Insider-Verkäufe können aus sehr verschiedenen Gründen zustande kommen, dabei ist aber nicht jede Veräußerung ein problematisches Zeichen für die Aktionäre. Beim Verkauf von Anteilsscheinen aus Mitarbeiter-Bonus-Programmen werden beispielsweise die Managergehälter in einen festen und einen variablen Teil untergliedert. Sofern explizite Unternehmensziele erreicht worden sind, erhalten die Führungskräfte so zusätzliche Anteilsscheine oder Aktien-Optionen. Als variabler Bestandteil des Lohns werden diese Aktien häufig jedoch zurück in Bargeld umgewandelt und dementsprechend an der Börse veräußert.

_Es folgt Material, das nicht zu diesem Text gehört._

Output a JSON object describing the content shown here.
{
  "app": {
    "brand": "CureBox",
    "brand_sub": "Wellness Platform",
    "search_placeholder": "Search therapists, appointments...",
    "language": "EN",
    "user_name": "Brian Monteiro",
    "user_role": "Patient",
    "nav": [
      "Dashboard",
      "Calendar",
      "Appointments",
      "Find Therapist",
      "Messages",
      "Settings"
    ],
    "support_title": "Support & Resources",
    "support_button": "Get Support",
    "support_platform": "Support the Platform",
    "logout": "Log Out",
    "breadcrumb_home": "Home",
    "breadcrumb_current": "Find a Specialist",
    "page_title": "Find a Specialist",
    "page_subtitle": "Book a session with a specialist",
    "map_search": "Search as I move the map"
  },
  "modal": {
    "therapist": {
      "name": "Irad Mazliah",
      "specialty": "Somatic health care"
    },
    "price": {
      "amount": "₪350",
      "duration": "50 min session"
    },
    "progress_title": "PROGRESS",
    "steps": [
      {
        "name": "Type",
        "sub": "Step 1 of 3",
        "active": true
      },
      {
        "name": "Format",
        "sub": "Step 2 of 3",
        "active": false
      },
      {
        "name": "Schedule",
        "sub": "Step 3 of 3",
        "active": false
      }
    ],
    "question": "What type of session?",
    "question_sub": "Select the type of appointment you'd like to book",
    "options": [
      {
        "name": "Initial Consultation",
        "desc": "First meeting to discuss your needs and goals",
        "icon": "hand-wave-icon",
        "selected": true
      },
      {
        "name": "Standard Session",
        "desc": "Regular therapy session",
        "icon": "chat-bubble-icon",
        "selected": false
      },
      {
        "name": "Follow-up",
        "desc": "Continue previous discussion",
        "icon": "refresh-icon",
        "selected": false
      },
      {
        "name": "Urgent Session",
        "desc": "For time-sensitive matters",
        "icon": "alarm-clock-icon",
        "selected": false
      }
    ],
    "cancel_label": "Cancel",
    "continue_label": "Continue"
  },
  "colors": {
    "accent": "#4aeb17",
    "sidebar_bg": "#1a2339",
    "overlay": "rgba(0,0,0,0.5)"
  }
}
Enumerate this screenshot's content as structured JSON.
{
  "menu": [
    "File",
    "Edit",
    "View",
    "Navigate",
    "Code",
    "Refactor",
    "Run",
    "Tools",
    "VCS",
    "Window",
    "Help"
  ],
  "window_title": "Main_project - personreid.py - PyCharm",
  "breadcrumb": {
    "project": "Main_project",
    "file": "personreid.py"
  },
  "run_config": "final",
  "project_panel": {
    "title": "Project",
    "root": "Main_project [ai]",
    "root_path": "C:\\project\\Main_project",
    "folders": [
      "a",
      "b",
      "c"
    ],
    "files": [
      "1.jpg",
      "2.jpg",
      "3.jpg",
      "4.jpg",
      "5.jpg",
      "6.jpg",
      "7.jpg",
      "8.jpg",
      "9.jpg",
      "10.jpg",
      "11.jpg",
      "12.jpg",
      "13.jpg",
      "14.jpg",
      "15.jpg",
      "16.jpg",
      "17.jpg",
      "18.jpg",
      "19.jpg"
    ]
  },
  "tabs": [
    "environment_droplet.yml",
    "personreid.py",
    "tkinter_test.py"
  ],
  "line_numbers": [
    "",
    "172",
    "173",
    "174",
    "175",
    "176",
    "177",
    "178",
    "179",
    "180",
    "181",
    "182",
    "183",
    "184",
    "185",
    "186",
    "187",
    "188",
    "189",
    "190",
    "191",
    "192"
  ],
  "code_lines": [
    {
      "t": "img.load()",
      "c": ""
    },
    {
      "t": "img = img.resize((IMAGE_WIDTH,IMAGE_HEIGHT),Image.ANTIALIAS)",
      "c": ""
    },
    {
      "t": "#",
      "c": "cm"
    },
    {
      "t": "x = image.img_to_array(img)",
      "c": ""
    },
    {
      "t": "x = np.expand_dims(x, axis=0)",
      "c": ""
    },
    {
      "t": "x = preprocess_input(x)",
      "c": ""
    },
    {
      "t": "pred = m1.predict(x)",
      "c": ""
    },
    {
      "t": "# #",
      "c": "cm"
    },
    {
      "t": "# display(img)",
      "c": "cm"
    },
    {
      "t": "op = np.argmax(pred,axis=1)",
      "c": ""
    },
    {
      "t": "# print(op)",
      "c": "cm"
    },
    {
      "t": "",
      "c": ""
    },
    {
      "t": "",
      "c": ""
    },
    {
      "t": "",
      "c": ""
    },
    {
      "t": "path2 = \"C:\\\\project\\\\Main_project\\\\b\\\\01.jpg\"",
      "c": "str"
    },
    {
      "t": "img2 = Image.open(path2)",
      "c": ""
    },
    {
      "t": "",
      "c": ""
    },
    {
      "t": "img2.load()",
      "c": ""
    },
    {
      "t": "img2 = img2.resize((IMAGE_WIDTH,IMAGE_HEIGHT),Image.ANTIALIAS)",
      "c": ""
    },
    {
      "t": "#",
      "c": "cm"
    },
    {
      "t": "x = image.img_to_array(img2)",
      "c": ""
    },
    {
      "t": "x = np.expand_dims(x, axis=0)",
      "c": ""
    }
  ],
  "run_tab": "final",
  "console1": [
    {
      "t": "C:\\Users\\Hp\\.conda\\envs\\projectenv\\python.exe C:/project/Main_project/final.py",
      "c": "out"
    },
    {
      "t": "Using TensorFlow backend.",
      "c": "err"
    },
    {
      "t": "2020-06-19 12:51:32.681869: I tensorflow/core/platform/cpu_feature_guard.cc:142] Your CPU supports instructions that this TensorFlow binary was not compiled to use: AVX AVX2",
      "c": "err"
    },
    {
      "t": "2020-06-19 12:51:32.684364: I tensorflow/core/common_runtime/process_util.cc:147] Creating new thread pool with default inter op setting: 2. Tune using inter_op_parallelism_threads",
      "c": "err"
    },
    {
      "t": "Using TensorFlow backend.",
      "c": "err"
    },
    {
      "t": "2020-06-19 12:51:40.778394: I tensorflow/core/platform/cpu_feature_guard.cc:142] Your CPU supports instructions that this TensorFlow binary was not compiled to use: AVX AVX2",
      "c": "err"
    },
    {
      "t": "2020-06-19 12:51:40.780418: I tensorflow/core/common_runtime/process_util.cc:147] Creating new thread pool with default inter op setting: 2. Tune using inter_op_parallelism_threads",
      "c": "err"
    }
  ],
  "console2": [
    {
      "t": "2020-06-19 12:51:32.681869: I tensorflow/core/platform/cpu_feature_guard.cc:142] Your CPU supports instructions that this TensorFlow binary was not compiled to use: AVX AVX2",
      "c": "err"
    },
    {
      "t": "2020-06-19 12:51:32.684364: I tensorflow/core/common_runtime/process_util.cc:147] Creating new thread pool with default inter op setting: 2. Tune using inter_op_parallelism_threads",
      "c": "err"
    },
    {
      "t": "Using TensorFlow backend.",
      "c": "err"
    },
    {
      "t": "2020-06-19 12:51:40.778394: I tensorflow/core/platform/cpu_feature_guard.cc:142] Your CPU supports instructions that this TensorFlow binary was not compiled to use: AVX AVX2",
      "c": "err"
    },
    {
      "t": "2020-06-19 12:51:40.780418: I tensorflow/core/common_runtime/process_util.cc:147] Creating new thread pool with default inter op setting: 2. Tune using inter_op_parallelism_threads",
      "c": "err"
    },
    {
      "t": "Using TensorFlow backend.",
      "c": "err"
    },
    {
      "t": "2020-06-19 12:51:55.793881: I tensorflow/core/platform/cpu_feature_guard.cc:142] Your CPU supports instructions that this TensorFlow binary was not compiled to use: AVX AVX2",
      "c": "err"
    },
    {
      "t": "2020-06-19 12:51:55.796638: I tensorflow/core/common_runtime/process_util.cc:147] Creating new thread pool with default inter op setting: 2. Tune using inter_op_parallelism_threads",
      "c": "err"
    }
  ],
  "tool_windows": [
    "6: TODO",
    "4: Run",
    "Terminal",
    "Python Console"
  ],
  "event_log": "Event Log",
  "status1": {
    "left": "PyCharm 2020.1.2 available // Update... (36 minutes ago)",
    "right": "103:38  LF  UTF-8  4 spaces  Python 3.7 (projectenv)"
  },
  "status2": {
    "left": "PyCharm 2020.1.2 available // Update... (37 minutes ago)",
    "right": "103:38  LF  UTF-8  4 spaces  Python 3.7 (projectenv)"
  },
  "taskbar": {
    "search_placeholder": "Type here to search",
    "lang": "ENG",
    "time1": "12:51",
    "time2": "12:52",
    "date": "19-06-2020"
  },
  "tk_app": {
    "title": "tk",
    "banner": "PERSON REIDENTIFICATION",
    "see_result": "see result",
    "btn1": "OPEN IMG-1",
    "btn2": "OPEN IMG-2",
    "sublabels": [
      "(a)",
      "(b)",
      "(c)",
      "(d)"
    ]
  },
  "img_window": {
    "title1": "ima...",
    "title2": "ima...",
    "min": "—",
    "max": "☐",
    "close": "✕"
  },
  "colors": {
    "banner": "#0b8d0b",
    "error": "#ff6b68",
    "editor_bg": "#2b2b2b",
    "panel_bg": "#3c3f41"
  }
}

Gerade bei kleineren und noch relativ jungen Unternehmen kann es von Seiten der Führungsebene auch zu Verkäufen zwecks Risikostreuung kommen. Denn für Gründer oder Alteigentümer, die ihr Vermögen zum größten Teil in der eigenen Firma gebunden haben, kann es durchaus sinnvoll sein, Anteilsscheine zu veräußern, um das eigene Portfolio zu diversifizieren. Daneben gibt es auch viele prominente Insider, die ihre eigenen Unternehmensbeteiligungen nach einem streng festgelegten Plan veräußern, um regelmäßig frische Liquidität zu generieren. Die Gründe für einen Insider-Verkauf können somit auch privater Natur sein. "Vielleicht will der Manager ein Haus bauen oder seiner Tochter ein Auto kaufen", so Franz-Josef Leven.
Klare Verkaufssignale für Investoren
Neben vielen Verkaufsgründen, die mit dem operativen Geschäft des Unternehmens nichts zu tun haben, gibt es natürlich auch Ursachen, die sehr wohl mit dem Geschäftsverlauf zusammenhängen. So kann es beispielsweise dazu kommen, dass Insider die eigenen Aktien für überbewertet halten oder von einer negativen Geschäftsentwicklung ausgehen und sich aus diesem Grund von ihren Anteilen verabschieden. Ein derartiges Motiv wäre damit auch ein klares Verkaufssignal für den Privatanleger.
Ein weiterer Fall, in dem von Insider-Verkäufen ein problematisches Zeichen ausgeht, ist, wenn die Unternehmensführung ein großangelegtes Aktienrückkaufprogramm verkündet und das Management die Preiserhöhungen an der Börse, welche sich in der Regel nach solch einer positiven Nachricht sofort bemerkbar machen, ausnutzt, um eigene Aktienbestände aufzulösen. "Wenn Führungskräfte nach der Ankündigung eines Rückkaufs erhebliche Mengen an Aktien abladen, profitieren sie häufig von kurzfristigen Kursschwankungen aus Kosten langfristiger Anleger", so der SEC-Kommissar Robert Jackson in Bezug auf diese sehr fragwürdige Praxis.
Das Management braucht Skin in the Game
Die Vielzahl an möglichen Gründen für einen Insider-Verkauf sind für den Privatanleger dennoch undurchschaubar. Aus diesem Grund meint auch der DWS-Geschäftsführer Tüngler: "Die Meldung eines Kaufs oder Verkaufs allein sollte nicht der Impuls für den Anleger sein zu handeln". Dessen ungeachtet sollten sich langfristige Investoren eher auf Insider-Käufe anstatt auf Insider-Verkäufe konzentrieren, denn wenn ein CEO, Gründer oder Vorstandsmitglied systematisch in das eigene Unternehmen investiert, ist dies ein großer Vertrauensbeweis. Dieser Ansicht ist nicht zuletzt auch der Fondsmanager Nick Clay von Newton Investment aus London, der sagt: "Wir möchten auf jeden Fall, dass das Management Skin in the Game hat und bereit ist, sein eigenes Geld zu verwenden, um Aktien zu kaufen".